Una bellezza senza limiti. La natura protagonista in gran parte dei capolavori della letteratura
La natura come madre viva e anche come bellezza da difendere contro le aggressioni umane è una concezione antichissima, e non è un caso che sia presente in molte delle grandi opere della nostra letteratura e dell’arte.
Quel “Le tragedie naturali sono la risposta della terra al nostro maltrattamento. E io penso che se chiedessi al Signore che cosa pensa, non credo mi direbbe che è una cosa buona: siamo stati noi a rovinare l’opera del Signore” di papa Francesco ripreso perfino nelle dichiarazioni programmatiche del presidente del Consiglio Draghi al Senato, ha fatto riflettere sulla situazione attuale del rapporto uomo-natura. Perché se un Papa scrive una intera enciclica sulla questione, se un capo del governo lo prende ad esempio, vuol dire che è davvero l’ora di cambiare, non tanto e non solo di riflettere, perché quell’ora si sta facendo tarda, direbbe il Nobel Bob Dylan in “All along the watchtower”. L’ecosistema non può attendere ulteriormente.

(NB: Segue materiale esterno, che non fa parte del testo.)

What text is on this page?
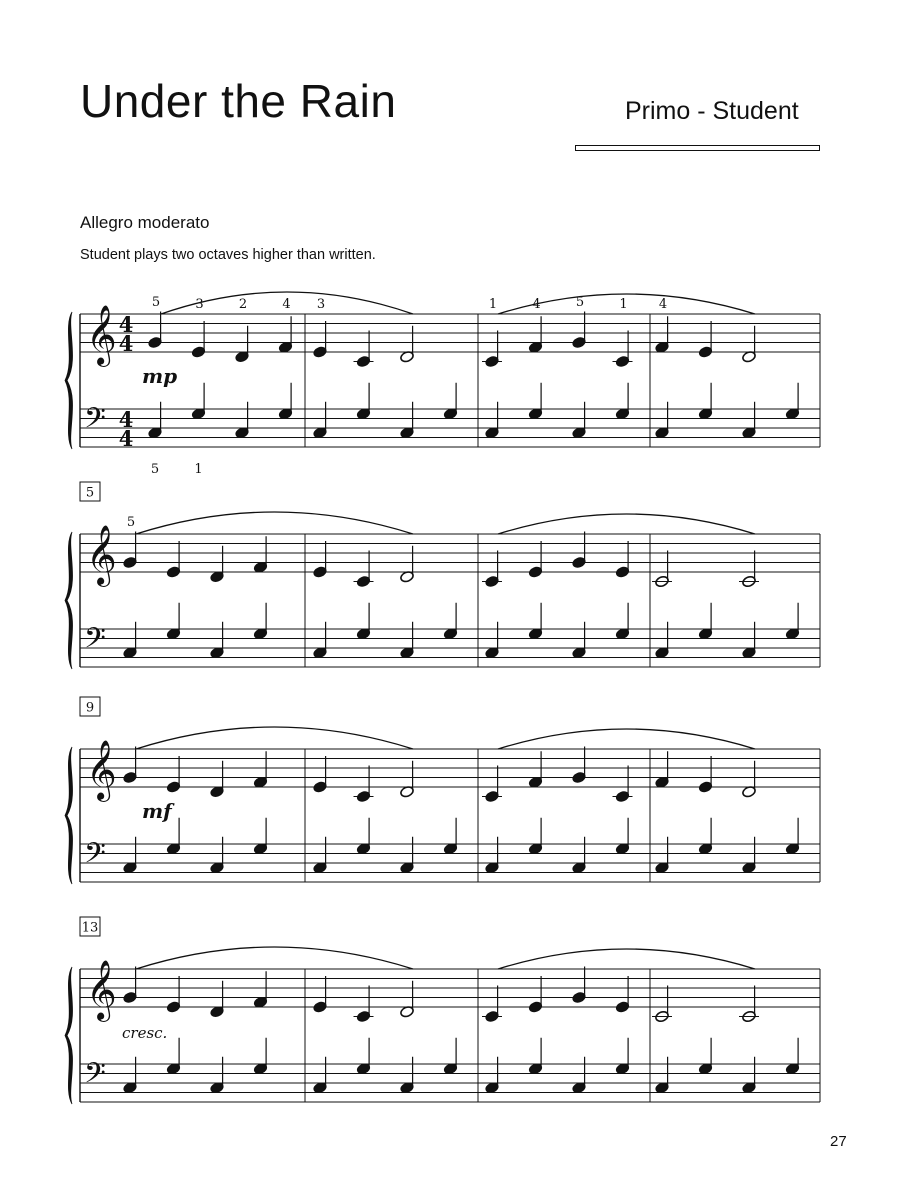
Under the Rain	Primo - Student
Allegro moderato
Student plays two octaves higher than written.
𝄞
𝄢
4
4
4
4
5	3	2	4 3	1	4	5	1 4
5	1
mp
𝄞
𝄢
5
5
𝄞
𝄢
9
mf
𝄞
𝄢
13
cresc.
27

In realtà l’interesse per la natura non è di oggi, e questo rende più amaro il rincrescimento, perché spesso i politici hanno pensato che fossero solo favole di poeti e parolai. Come Francesco d’Assisi, talmente “parolaio” che invece di predicare e basta l’amore per il dono di Dio, il creato, si spogliò di tutto per andarci a vivere realmente in quella natura, il che non è propriamente un predicare bene e razzolare male. Lasciando oltretutto uno dei più affascinanti documenti poetici di tutti i tempi, quel Cantico di Frate Sole (questo probabilmente il primo titolo della tradizione) che sarà un punto di riferimento -fin dal titolo- per l’enciclica Laudato sì.
La natura come madre viva e anche come bellezza da difendere contro le aggressioni umane in effetti è una concezione antichissima, nata prima ancora delle speculazioni edilizie e delle devastazioni industriali, e non è un caso che sia presente in molte delle grandi opere della nostra letteratura e dell’arte. Dante risale alle origini e mette in relazione lo splendore primaverile della natura con l’Eden negli ultimi canti del Purgatorio, e Petrarca non può non paragonare il fascino di Laura alla bellezza della terra di Provenza, le sue acque e i suoi fiori. Se è per questo anche il più pragmatico Boccaccio mette la natura della campagna presso Firenze in rapporto con l’ordine e la cura della parola contro il disordine della pandemia. Ma pure Ariosto e Tasso non sono riusciti a sfuggire al fascino sempre vivo della bellezza della terra, dei suoi alberi, dei fiori, del lampeggiare delle acque dei fiumi, così come Manzoni è “costretto” dal fascino della natura ad aprire il suo capolavoro con la celebre, articolata, sapiente descrizione della natura lombarda: una zona non immaginata retoricamente come semplice abbellimento, perché quei posti, non lontani da Lecco, Alessandro li conosceva bene, avendo passato “gran parte dell’infanzia e della puerizia”, come scrisse lui stesso, in una villa presso Pescarenico. Un romanzo di redenzione nel qui e nell’ora prende il via dalla bellezza dei monti, dai “cocuzzoli in fila”, dai “poggi” e dai “valloncelli”, il che era in linea con tutta una sensibilità che veniva dalla fine del Settecento e che soprattutto nel romanticismo aveva visto madre natura come co-protagonista di romanzi e poesie. Si pensi anche a geni isolati come Emily Dickinson, che riesce a trasformare i boccioli, i rami, le erbe del suo giardino in una sorta di ritorno al Giardino originario. E come non pensare alla selvaggia natura di “Cime tempestose” di Emily Brontë come ad una sorta di interiorizzazione della furia della loro passione e del loro destino?
Anche ai nostri tempi però la natura la fa da padrona, anzi, da madre e maestra, anche se purtroppo per ora solo in letteratura, ad esempio ritornando come memoria di qualcosa che abbiamo perduto e che però possiamo intravedere nello spettacolo che il buon Dio ci mette tutti i giorni sotto gli occhi: “Cosa ho visto, cosa ho visto” si sorprende a pensare la nonna di “Le cure domestiche”, capolavoro della scrittrice statunitense Marilynne Robinson, a contatto semplicemente con il solito vecchio giardino.
Aveva ragione il nostro Pascoli, la natura mostra la sua bellezza ineguagliabile solo a chi torna un po’ fanciullo, nel senso del recupero della nostra originaria capacità di farci risuonare dentro l’emozione per il lampo infinitesimale del ritorno alla creazione.